Taking aim at the federal government for what he saw as an ASIO-led approach to counter-terrorism, Troy Grant has indicated he wants to invest more in prevention and community programs that have been allowed to lapse.
His call for more community-led initiatives came as the federal government confirmed it had not yet allocated a single dollar from its community grants program for deradicalisation.
In an interview with Fairfax Media a week after his appointment as Minister for Police, Mr Grant also indicated that he has not ruled Deputy Commissioner Catherine Burn out for the job of police commissioner despite allegations she unjustifiably bugged Deputy Commissioner Nick Kaldas, fuelling a decade-long war in the force's top echelons.
One of the first jobs for the former country cop will be to appoint a successor to Commissioner Andrew Scipione, whose contract ends in six months.
However, the member for Dubbo, who entered parliament four years ago, said the issues he was more concerned about were terrorism and the scourge of ice - and he sees room for vast improvement on both fronts.
"There's an imbalance in the investment," he said of the approach to counter-terrorism.
"When you're talking about the radicalisaton of youth, all the money is put into - particularly from funding and from the federal level - put into the ASIO end ... to combat after they're radicalised.
"Where is the investment at the front end to stop them being radicalised? I think that's an example of how we need to shift the investment focus."
He signalled greater investment in using police for community cohesiveness, saying the amount of money being spent on prevention was minuscule despite huge returns.
"One of my greatest frustrations is that there are a lot of programs implemented to address a need over the years but they start [and] stop," he said.
"So they build up expectations and then the need becomes less apparent so they just stop and the funding cuts off and ... the problem rises again."
"There's always some good programs being run…. we just need to give those programs greater longevity."
A spokesman for federal Attorney-General George Brandis confirmed that $1 million in grants money for community programs to fight extremism had not yet been allocated.
The money, which was announced in August as part of a $14 million community package, is in addition to at least $600 million for security agencies and $545 million for the Department of Social Services.
Mr Grant also said a bugging scandal engulfing Commissioner Scipione and deputy commissioners Burn and Kaldas had not affected the professionalism of all three and would not be factored in when deciding the next commissioner.
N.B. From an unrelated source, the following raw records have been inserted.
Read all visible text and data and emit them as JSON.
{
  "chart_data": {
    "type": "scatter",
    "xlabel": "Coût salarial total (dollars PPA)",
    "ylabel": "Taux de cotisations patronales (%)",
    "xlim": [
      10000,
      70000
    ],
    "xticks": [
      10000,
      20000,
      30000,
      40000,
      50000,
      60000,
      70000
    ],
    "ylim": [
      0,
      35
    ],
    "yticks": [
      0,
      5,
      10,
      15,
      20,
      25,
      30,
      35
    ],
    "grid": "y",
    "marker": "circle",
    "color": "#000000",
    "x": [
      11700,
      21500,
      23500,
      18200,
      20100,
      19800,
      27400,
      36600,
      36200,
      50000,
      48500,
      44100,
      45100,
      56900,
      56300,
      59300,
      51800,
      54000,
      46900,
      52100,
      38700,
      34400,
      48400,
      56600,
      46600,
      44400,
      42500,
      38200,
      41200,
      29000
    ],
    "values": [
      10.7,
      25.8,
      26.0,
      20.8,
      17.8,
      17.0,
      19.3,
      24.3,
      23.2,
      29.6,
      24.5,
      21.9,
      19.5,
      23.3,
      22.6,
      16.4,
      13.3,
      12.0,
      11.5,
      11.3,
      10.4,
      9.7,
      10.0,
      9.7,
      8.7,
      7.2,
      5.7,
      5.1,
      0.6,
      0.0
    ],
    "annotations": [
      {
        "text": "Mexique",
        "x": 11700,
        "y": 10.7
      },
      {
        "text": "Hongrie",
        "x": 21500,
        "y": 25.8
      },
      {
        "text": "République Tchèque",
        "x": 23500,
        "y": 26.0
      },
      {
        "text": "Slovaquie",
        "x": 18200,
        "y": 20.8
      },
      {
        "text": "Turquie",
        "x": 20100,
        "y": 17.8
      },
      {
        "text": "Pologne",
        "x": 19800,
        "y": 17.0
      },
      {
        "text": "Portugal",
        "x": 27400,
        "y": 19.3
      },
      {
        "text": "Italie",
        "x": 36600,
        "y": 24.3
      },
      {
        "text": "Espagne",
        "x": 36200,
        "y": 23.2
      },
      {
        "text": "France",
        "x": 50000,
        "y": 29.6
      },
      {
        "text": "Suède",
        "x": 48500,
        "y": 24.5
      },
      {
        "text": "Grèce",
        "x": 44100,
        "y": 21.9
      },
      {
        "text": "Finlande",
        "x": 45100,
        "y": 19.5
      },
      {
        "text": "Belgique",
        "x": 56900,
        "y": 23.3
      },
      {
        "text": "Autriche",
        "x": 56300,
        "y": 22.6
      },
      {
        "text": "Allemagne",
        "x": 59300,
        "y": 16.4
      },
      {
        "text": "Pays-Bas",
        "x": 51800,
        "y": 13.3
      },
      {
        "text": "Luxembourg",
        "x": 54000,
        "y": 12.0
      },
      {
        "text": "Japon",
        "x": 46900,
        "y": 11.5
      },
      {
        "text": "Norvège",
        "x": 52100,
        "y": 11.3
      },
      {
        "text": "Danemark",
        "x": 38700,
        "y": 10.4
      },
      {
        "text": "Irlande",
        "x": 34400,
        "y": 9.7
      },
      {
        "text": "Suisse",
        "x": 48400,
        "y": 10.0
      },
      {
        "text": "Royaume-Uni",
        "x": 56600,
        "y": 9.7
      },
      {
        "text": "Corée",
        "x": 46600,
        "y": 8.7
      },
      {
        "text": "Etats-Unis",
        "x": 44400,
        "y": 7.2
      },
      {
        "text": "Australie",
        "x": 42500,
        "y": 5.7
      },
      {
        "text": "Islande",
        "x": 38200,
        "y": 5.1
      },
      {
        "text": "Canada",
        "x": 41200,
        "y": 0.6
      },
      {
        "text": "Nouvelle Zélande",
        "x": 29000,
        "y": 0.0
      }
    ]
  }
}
"They've all performed exceptionally well and been able to get on with the job whilst this has been a burning issue for them on a private level," he said.
His view is at odds with that of a recent parliamentary committee that expressed support for Mr Kaldas, saying he should never have been monitored by Ms Burn's internal affairs team in the early 2000s and Mr Scipione should apologise to him.
Mr Grant was a police officer for 22 years until he entered parliament in 2011. His peers have put his rapid rise down to his straight-shooting nature and authenticity.
He was glassed in the head while breaking up a brawl in a Brewarrina pub and bears a scar on his right hand from intervening in a domestic violence incident.